La tendance à une communication politique divertissante est manifeste en Suisse, comme ailleurs. Aujourd’hui sur les matériaux de campagne, la simplification des messages l’emporte sur les discours complexes et sérieux. Je crois que les politiciens ont compris la difficulté de persuader un électorat, plus volatil, de leurs arguments et préfèrent viser la mobilisation ou la séduction (d'où l'importance de l'humour).
Quel est l’impact au niveau électoral ?
L’impact sur le vote est assez faible. On ne fait pas basculer une campagne avec un clip sympathique. Pour susciter des votes, un parti doit surtout séduire d’importants groupes d’influence et des catégories sociales. Mais l’objectif du divertissement en politique est de toucher un plus large électorat que celui habituellement visé, un public plus jeune. C’est aussi le moyen d’exister dans les médias, d’être visible sur un maximum de plateformes.

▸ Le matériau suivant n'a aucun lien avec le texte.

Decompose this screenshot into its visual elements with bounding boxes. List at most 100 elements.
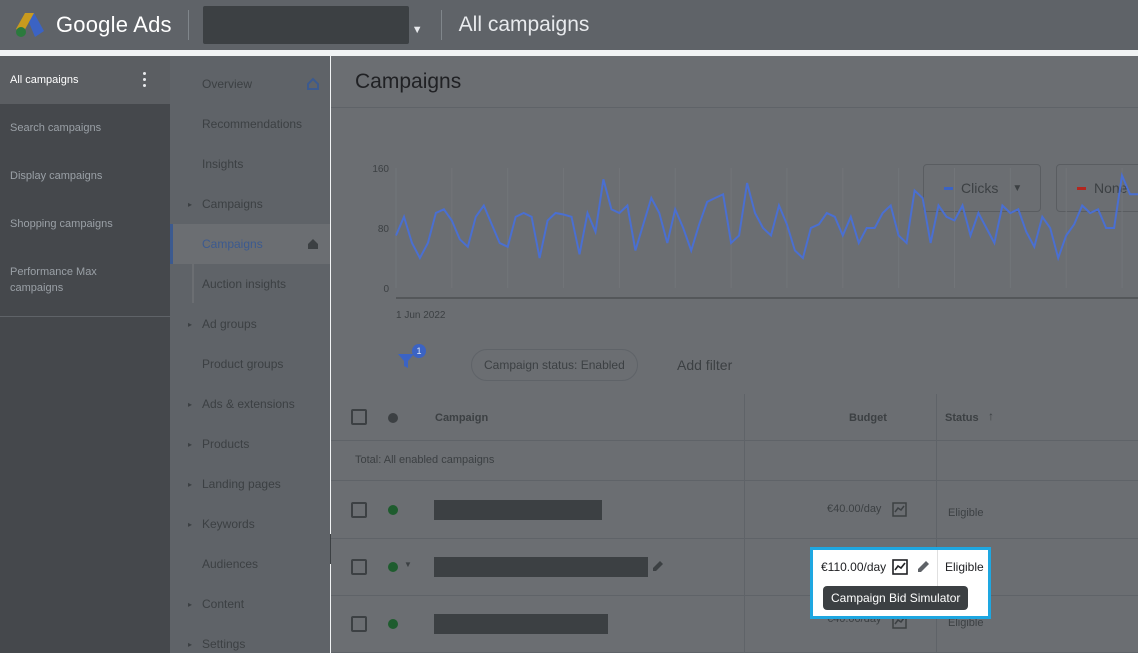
filter-count-badge: 1 — [412, 344, 426, 358]
campaign-name-redacted[interactable] — [434, 557, 648, 577]
subnav-label: Campaigns — [202, 197, 263, 211]
status-dropdown-icon[interactable]: ▼ — [404, 560, 412, 569]
budget-value: €40.00/day — [827, 503, 882, 515]
status-enabled-icon — [388, 505, 398, 515]
expand-arrow-icon: ▸ — [188, 199, 193, 209]
nav-item-label: Shopping campaigns — [10, 218, 113, 230]
filter-chip-campaign-status[interactable]: Campaign status: Enabled — [471, 349, 638, 381]
subnav-item-campaigns[interactable]: Campaigns — [170, 224, 330, 264]
logo-text: Google Ads — [56, 12, 172, 37]
google-ads-logo-icon — [16, 13, 44, 37]
nav-item-label: Display campaigns — [10, 170, 103, 182]
campaign-name-redacted[interactable] — [434, 500, 602, 520]
subnav-label: Landing pages — [202, 477, 281, 491]
main-content: Campaigns Clicks ▼ None 0 80 160 1 Jun 2022… — [331, 56, 1138, 653]
table-header: Campaign Budget Status ↑ — [331, 394, 1138, 441]
table-row[interactable]: €40.00/day Eligible — [331, 482, 1138, 539]
more-options-icon[interactable] — [143, 72, 146, 90]
column-header-budget[interactable]: Budget — [849, 412, 887, 424]
subnav-label: Ad groups — [202, 317, 257, 331]
top-bar: Google Ads ▼ All campaigns — [0, 0, 1138, 50]
y-tick-label: 160 — [372, 164, 389, 175]
nav-item-all-campaigns[interactable]: All campaigns — [0, 56, 170, 104]
total-label: Total: All enabled campaigns — [355, 454, 495, 466]
bid-simulator-icon[interactable] — [892, 502, 907, 517]
expand-arrow-icon: ▸ — [188, 519, 193, 529]
subnav-label: Product groups — [202, 357, 284, 371]
tooltip: Campaign Bid Simulator — [823, 586, 969, 610]
nav-item-shopping-campaigns[interactable]: Shopping campaigns — [0, 200, 170, 248]
google-ads-logo[interactable]: Google Ads — [14, 11, 172, 39]
subnav-item-settings[interactable]: ▸ Settings — [170, 624, 330, 653]
subnav-item-landing-pages[interactable]: ▸ Landing pages — [170, 464, 330, 504]
highlighted-budget-cell: €110.00/day Eligible Campaign Bid Simula… — [810, 547, 991, 619]
subnav-item-products[interactable]: ▸ Products — [170, 424, 330, 464]
nav-item-display-campaigns[interactable]: Display campaigns — [0, 152, 170, 200]
performance-chart: Clicks ▼ None 0801601 Jun 2022 + — [331, 108, 1138, 410]
status-enabled-icon — [388, 619, 398, 629]
total-row: Total: All enabled campaigns — [331, 441, 1138, 481]
subnav-item-ads-extensions[interactable]: ▸ Ads & extensions — [170, 384, 330, 424]
nav-item-search-campaigns[interactable]: Search campaigns — [0, 104, 170, 152]
page-title: Campaigns — [331, 56, 1138, 108]
subnav-item-insights[interactable]: Insights — [170, 144, 330, 184]
campaign-name-redacted[interactable] — [434, 614, 608, 634]
table-row[interactable]: €40.00/day Eligible — [331, 596, 1138, 653]
subnav-item-recommendations[interactable]: Recommendations — [170, 104, 330, 144]
subnav-item-overview[interactable]: Overview — [170, 64, 330, 104]
nav-item-performance-max-campaigns[interactable]: Performance Max campaigns — [0, 248, 170, 312]
budget-value: €110.00/day — [821, 560, 887, 574]
sort-ascending-icon[interactable]: ↑ — [988, 409, 994, 423]
expand-arrow-icon: ▸ — [188, 319, 193, 329]
expand-arrow-icon: ▸ — [188, 599, 193, 609]
subnav-item-campaigns-group[interactable]: ▸ Campaigns — [170, 184, 330, 224]
metric-selector-secondary[interactable]: None — [1056, 164, 1138, 212]
bid-simulator-icon[interactable] — [892, 559, 908, 575]
expand-arrow-icon: ▸ — [188, 639, 193, 649]
series-color-swatch — [1077, 186, 1086, 190]
expand-arrow-icon: ▸ — [188, 399, 193, 409]
subnav-label: Keywords — [202, 517, 255, 531]
account-dropdown-icon[interactable]: ▼ — [412, 24, 423, 36]
divider — [187, 10, 189, 40]
subnav-item-audiences[interactable]: Audiences — [170, 544, 330, 584]
account-selector[interactable] — [202, 6, 409, 44]
column-divider — [937, 550, 938, 587]
subnav-label: Campaigns — [202, 237, 263, 251]
edit-pencil-icon[interactable] — [916, 559, 931, 574]
row-checkbox[interactable] — [351, 502, 367, 518]
subnav-item-keywords[interactable]: ▸ Keywords — [170, 504, 330, 544]
y-tick-label: 0 — [383, 284, 389, 295]
row-checkbox[interactable] — [351, 616, 367, 632]
table-row[interactable]: ▼ — [331, 539, 1138, 596]
column-header-campaign[interactable]: Campaign — [435, 412, 488, 424]
select-all-checkbox[interactable] — [351, 409, 367, 425]
subnav-label: Insights — [202, 157, 244, 171]
subnav-item-content[interactable]: ▸ Content — [170, 584, 330, 624]
column-header-status[interactable]: Status — [945, 412, 979, 424]
subnav-label: Settings — [202, 637, 246, 651]
subnav-item-auction-insights[interactable]: Auction insights — [170, 264, 330, 304]
add-filter-button[interactable]: Add filter — [677, 357, 732, 373]
series-color-swatch — [944, 186, 953, 190]
subnav-label: Products — [202, 437, 250, 451]
home-icon — [307, 77, 319, 90]
subnav-label: Content — [202, 597, 245, 611]
metric-label: None — [1094, 180, 1128, 196]
line-chart: 0 80 160 1 Jun 2022 — [372, 164, 1138, 321]
subnav-item-ad-groups[interactable]: ▸ Ad groups — [170, 304, 330, 344]
divider — [0, 316, 170, 317]
dropdown-caret-icon: ▼ — [1012, 182, 1023, 194]
subnav-label: Audiences — [202, 557, 259, 571]
metric-selector-primary[interactable]: Clicks ▼ — [923, 164, 1041, 212]
divider — [440, 10, 442, 40]
campaigns-table: Campaign Budget Status ↑ Total: All enab… — [331, 394, 1138, 653]
x-tick-label: 1 Jun 2022 — [396, 310, 446, 321]
y-tick-label: 80 — [378, 224, 390, 235]
expand-arrow-icon: ▸ — [188, 479, 193, 489]
edit-pencil-icon[interactable] — [651, 559, 665, 573]
subnav-item-product-groups[interactable]: Product groups — [170, 344, 330, 384]
status-value: Eligible — [945, 560, 984, 574]
row-checkbox[interactable] — [351, 559, 367, 575]
nav-item-label: Performance Max campaigns — [10, 266, 97, 294]
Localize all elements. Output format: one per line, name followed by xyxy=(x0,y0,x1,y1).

En utilisant l’humour, y a-t-il un risque de tomber dans le ridicule ?
Non pas du tout. L’usage de l’ironie, le fait de se moquer de soi-même, montre que l’on est prêt à l’autocritique. Ce jeu de l’autodérision passe très bien auprès de l’opinion.

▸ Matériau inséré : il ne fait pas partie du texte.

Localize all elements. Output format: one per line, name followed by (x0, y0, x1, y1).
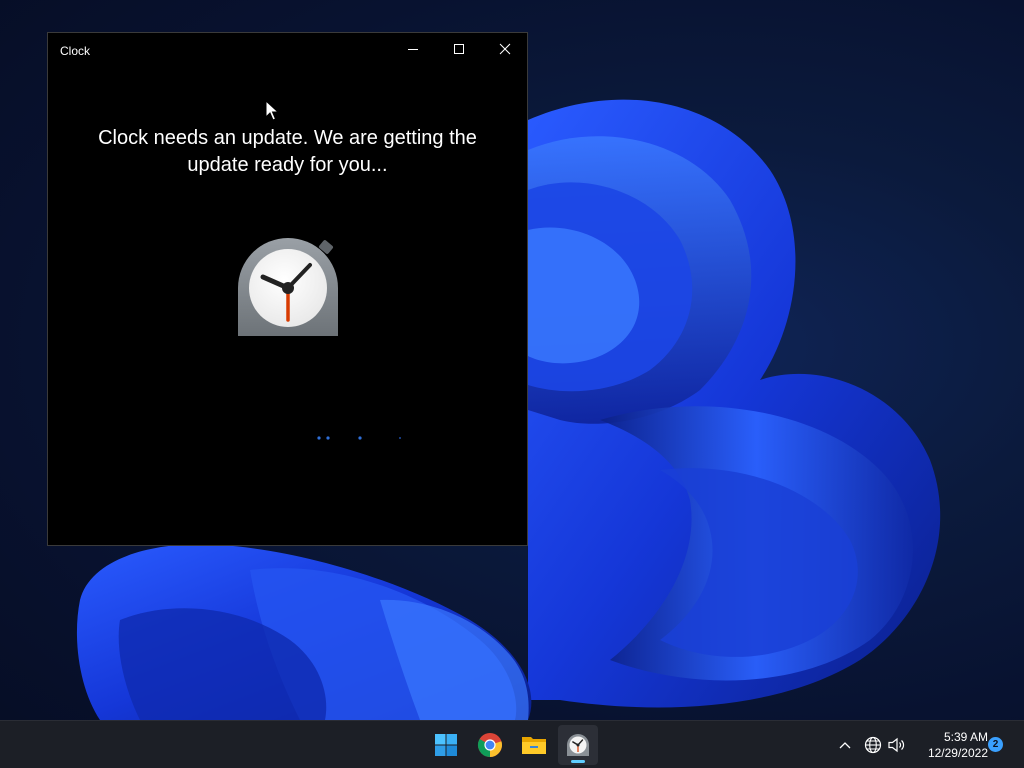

L’originalité en campagne n’est pourtant pas très présente en Suisse par rapport à l’étranger.
En Suisse, le marché électoral est très fragmenté en raison du fédéralisme et de nos trois langues nationales. Nous sommes donc face à de petits marchés politiques, qui impliquent de fait des campagnes de proximité. De plus, les techniques historiques de campagne, tel que les débats, les appels téléphoniques, les affiches, ou la distribution de tracts dans la rue, n’ont pas subi de dévaluation au profit des sondages d'opinion ou des grands médias nationaux, comme en France par exemple. Ces techniques sont encore bien perçues par les partis politiques.